By Avi Benezra
Silos are one of IT’s anathemas and while many businesses have launched their first generations of chatbots in a standalone fashion, to ensure future utility and extracting valuable data from them, future bots need to be accessible to other digital services, and able to import data from elsewhere.
The joy of the cloud tech world is that most data is available across a modern business. Yet for all the joined-up companies out there, there are still plenty who have a key spreadsheet in accounting, various incompatible databases for sales, stock and parts, while marketing carefully guards its analytics results and other files that “cannot” be shared, all locked in the dreaded silo.
Most company’s keep their silos out of the headlines until the time comes to create a digital business, a unified view of the company or whatever the project is called. But, one general consumer example shows even the mighty Apple can’t string all that data together yet. Here’s their iOS Health app showing that the amount of steps people take each day takes into no account the (terrible) recent weather or other pertinent data.
When apps, chatbots or other services pretend to take an interest in our lives, that kind of detail or lack of it can help make the difference in someone engaging or not.
Some people would love it if their apps recognised they took the bus rather than walk to school or work in poor weather. Or, if the health app understood someone had the flu or their Calendar app listed a recent doctor’s appointment.
Those little caveats noted as pleasant comments such as “understandable given the weather” or “that’s fine since you might have been poorly recently” could help make someone feel more appreciated and less like the app is passing a blanket judgment.
That type of logic applies to big business too, who would want to hear from a sales rep when you are already a client, due to different databases? How many times has someone in sales tried to sell a product that’s sold-out or discontinued?
With joined-up businesses that dig their data out of silos, making it accessible can reap great benefits. Yes, many companies have to overcome internal politics and power struggles, vendor lock-in, general intransigence and other issues, but in the age of AI and chatbots, every company needs to make their data work harder.
Make Sure Your Chatbot Chats to Other Systems
Once the data becomes available, companies can find “the truth” when it comes to their performance or how all the parts of the business are doing when all that information can be shown on a dashboard. Enlightening times for most, perilous ones for those who took advantage of silos, and the same can be said for chatbots.
Of those early chatbots that were operated in isolation, perhaps because they were a beta or test pilot, many thousands have just vanished because the department in charge didn’t like the results and killed them stone dead. However, was their bot answering the right questions, did it have the latest information, and could it have worked better in concert with some other data?

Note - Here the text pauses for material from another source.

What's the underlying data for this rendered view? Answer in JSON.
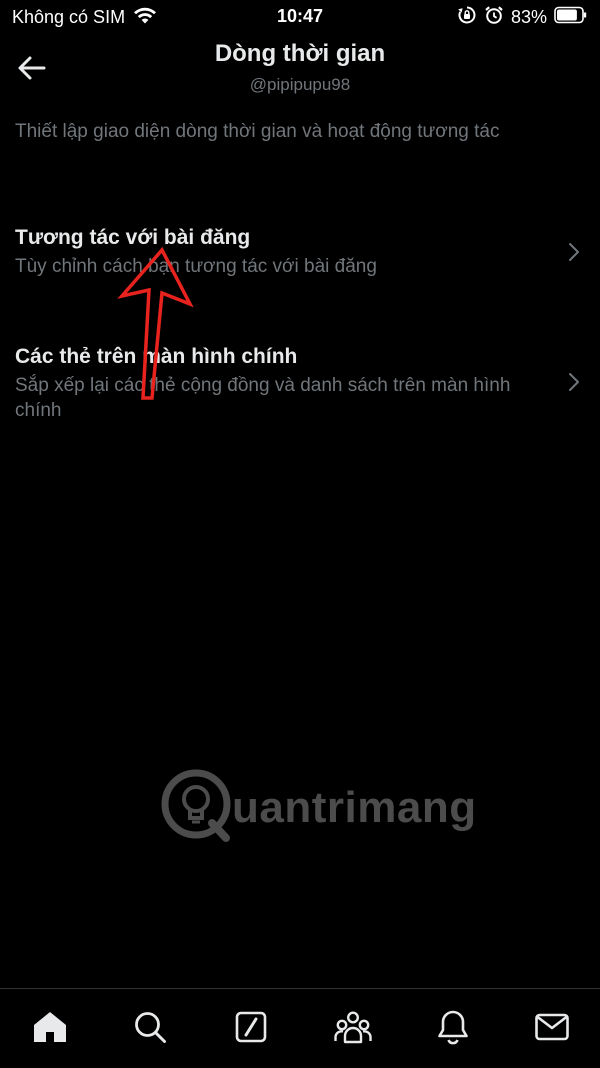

Today’s chatbots use APIs to connect to AI services like natural language processing, deep thought, search, translation tools and other useful tools. The bots can also share their results from key metrics like time-saved to successful outcomes. As companies transform themselves into digital businesses, analytics becomes a critical part of how the company reacts.
Chatbots need to deliver this across all relevant departments, and the leadership, so they can see the value of chatbots and AI. Expanding access to these insights to all workers is vital in helping them understand the value of bots and helping transform a business. Limiting that data to a few “experts” or data scientists will not help.
A growing number of chatbot solutions come with easy to publish analytics or data that can be linked to other tools. Bots can even deliver the results themselves with internal chatbots providing the latest stats on request to the sales team, managers, which helps the business learn to get the best from chatbots and think of new ways to use them. That’s just one way chatbots can change how users interact with data, helping those who don’t like using dashboards or wading through traditional spreadsheets.
How Bots Impact Business and Consumers
Businesses and enterprises led by high volume companies like banks, utilities, airlines and hotels lead the way, demonstrating savings and efficiency, plus the scalability of chatbots. By spreading the news and sharing data on chatbots beyond silos, other areas of the business, partners and even rivals can see the value. That cat is out of the bag now, so keeping your chatbot data a secret offers no value.
Consumers are also rapidly becoming used to chatbots and virtual assistants that are joined up to other services. They expect chatbots to do and offer more, so the business needs to keep adding new types of requests to keep pace with customer demand and show them your business understands their true value, if customers see a company offering a token siloed chatbot, they won’t think of it in a positive way.
Bots also need to offer a broader level of support, able to link to a real person if needed, to use voice mode, or to get in touch with the customer when a piece of information from an original chat has changed, be it an item in stock or an appointment cancelled. Being proactive will make the bots more useful and a better part of the customer’s day.
All of these improvements require chatbots to break out of their silos and get in touch with other services to make the experience better for the business and to help the business see the true results of these experiences to understand how to continue to make them better, because yesterday’s chatbot will need to keep up with tomorrow’s needs and ambitions across the business and beyond.